Results Data from the classification based on ocular dryness are reported. There were: 55 Sensitive, 71 Accurate Severe, 85 Accurate Mild and 59 Stoic. On all measures, the Sensitive group rated themselves as having worse symptoms and poorer functioning, followed in order by the Accurate Severe group, the Accurate Mild group, and the Stoic group. Comparing the groups using ANOVA with follow-up comparisons indicated no statistically significant differences between the Sensitive and the Accurate Severe groups (all p>0.39), except for pain – the Sensitive group reported significantly higher pain than the Accurate Severe group (p=0.02). The Sensitive group rated themselves significantly worse on all measures compared to the Accurate Mild and Stoic groups (all p<0.001). The Stoic group rated themselves significantly better on all measures than the Sensitive and Accurate Severe groups (all p<0.04). The Stoic group rated themselves significantly less fatigued than the Accurate Mild group (p<0.03). Overall a very similar pattern was noted for oral dryness.

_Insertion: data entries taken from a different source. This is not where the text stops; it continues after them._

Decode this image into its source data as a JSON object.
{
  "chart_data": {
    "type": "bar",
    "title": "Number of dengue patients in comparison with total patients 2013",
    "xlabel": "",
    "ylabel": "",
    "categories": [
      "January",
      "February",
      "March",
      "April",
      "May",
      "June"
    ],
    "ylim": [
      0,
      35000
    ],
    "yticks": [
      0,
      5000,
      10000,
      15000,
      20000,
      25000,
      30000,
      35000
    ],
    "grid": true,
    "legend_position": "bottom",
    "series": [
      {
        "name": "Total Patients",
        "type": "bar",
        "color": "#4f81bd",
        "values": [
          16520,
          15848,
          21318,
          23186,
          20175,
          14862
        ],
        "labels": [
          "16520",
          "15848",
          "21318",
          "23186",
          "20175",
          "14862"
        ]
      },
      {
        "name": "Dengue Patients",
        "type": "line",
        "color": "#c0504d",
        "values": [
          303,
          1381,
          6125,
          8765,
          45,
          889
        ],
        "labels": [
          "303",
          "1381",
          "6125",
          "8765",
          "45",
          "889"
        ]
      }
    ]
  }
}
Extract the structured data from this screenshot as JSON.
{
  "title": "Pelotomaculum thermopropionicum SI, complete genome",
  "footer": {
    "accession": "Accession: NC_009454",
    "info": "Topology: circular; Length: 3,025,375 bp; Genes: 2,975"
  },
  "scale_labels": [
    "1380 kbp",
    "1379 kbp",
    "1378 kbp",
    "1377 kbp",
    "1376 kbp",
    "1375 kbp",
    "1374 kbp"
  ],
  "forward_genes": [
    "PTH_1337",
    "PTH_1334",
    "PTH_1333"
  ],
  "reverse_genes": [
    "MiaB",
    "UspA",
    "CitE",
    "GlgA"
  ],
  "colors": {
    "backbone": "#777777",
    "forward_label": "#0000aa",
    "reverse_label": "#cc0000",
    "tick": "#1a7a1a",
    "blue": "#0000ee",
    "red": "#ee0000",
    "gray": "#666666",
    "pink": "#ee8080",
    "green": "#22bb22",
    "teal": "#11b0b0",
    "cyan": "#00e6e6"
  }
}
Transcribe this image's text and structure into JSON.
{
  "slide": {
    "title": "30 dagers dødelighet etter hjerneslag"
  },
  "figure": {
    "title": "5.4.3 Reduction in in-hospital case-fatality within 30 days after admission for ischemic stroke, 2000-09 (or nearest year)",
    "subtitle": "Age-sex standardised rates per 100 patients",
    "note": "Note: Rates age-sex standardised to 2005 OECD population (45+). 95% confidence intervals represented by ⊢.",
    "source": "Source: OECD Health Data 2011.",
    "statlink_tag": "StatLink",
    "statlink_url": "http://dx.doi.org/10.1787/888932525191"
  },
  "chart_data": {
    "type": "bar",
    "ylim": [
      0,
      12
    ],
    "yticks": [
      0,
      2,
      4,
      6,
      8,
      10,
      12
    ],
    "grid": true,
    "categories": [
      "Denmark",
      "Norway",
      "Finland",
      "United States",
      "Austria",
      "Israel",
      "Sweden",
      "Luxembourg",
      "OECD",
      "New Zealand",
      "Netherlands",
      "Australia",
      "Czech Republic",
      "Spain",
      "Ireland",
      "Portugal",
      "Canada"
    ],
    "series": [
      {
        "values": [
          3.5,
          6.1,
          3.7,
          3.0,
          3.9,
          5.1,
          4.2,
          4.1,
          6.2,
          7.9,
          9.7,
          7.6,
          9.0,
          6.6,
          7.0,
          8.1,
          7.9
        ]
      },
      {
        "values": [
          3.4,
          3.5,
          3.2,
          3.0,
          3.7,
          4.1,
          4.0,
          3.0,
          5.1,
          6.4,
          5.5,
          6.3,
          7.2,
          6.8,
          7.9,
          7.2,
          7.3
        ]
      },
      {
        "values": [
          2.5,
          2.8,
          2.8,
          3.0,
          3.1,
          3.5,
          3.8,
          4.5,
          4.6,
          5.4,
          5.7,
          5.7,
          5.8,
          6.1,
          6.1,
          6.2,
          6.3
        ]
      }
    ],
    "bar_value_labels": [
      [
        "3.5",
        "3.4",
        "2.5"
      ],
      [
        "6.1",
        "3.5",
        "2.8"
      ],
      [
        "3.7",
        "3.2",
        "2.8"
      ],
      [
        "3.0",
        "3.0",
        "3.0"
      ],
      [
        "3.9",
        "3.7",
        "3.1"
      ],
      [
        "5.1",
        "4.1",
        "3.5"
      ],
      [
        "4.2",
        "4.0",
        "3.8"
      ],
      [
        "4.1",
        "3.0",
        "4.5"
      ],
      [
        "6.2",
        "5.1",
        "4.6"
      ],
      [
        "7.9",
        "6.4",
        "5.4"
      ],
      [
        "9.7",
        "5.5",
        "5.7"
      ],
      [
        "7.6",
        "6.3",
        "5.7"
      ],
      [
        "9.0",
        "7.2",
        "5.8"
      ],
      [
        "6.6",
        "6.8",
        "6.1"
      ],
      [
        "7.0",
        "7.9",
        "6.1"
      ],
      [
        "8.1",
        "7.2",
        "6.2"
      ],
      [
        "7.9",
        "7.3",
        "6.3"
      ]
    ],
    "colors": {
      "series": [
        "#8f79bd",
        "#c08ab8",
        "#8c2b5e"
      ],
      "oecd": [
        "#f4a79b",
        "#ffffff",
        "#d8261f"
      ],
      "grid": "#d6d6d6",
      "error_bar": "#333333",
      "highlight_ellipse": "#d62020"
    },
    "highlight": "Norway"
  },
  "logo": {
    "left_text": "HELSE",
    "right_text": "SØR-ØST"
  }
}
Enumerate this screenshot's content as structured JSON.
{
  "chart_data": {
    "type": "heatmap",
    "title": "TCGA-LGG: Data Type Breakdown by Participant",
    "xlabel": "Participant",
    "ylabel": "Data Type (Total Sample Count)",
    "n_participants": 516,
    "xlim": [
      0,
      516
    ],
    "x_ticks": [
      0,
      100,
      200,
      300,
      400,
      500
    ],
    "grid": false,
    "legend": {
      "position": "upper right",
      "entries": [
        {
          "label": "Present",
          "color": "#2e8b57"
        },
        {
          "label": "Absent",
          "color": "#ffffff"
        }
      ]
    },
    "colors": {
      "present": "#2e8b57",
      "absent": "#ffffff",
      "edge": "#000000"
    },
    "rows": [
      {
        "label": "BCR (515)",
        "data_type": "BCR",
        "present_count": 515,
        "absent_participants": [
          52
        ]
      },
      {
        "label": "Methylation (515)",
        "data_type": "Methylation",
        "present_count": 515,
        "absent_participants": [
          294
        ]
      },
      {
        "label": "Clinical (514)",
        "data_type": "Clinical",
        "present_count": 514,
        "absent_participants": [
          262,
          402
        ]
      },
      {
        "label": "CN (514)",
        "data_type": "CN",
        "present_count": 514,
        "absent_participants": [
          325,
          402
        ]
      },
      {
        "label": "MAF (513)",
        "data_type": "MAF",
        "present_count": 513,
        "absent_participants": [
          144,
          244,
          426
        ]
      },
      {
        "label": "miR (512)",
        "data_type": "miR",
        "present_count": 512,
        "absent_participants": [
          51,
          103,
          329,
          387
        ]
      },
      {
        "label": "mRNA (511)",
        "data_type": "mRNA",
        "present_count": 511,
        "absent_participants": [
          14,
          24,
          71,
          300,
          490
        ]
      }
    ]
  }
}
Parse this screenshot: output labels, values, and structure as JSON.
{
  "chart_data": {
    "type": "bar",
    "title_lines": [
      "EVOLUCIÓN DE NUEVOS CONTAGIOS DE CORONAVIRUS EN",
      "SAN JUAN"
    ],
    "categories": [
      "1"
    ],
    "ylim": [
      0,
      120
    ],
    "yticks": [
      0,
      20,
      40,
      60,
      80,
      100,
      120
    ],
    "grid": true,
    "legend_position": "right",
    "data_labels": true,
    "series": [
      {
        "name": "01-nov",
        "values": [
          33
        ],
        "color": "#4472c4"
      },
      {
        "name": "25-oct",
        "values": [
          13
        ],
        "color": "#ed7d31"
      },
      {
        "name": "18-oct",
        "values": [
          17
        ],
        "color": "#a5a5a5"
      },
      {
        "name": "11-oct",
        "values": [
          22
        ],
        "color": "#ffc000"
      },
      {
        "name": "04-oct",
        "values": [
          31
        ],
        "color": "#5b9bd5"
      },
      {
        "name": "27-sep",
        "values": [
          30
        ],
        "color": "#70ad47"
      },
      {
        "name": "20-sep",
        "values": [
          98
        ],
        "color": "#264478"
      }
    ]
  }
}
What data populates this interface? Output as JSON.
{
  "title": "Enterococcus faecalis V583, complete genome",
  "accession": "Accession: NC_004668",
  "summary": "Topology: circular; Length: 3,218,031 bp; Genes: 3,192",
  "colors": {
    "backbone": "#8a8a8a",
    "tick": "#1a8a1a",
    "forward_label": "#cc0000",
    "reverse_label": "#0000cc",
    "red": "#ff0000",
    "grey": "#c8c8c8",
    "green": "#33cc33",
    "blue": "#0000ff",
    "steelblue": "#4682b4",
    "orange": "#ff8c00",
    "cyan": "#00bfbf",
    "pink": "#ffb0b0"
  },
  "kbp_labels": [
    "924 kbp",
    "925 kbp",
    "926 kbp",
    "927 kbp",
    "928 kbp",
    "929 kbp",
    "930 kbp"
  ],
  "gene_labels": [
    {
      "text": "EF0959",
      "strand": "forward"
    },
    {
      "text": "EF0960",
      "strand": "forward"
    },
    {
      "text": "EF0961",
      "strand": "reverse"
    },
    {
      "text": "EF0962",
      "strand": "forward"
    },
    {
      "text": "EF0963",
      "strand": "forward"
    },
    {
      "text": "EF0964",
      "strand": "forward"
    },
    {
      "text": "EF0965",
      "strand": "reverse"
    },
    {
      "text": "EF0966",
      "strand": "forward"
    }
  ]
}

Conclusions Subgroups were identified based on the correspondence between subjective symptoms and objective illness markers. Patients whose perceived dryness was higher than would be anticipated from objective measurements reported the highest level of symptoms on all measures and the poorest quality of life. The opposite was the case for those whose subjective symptoms were lower than their objective illness markers would indicate. Although objective measures are subject to several confounds, nonetheless these findings suggest further investigation of these groups, exploring biological and psychological factors that may relate to symptom sensitisation, could be of significant value in elucidating our understanding of the path from symptom to distress and disability. This may ultimately guide intervention strategies.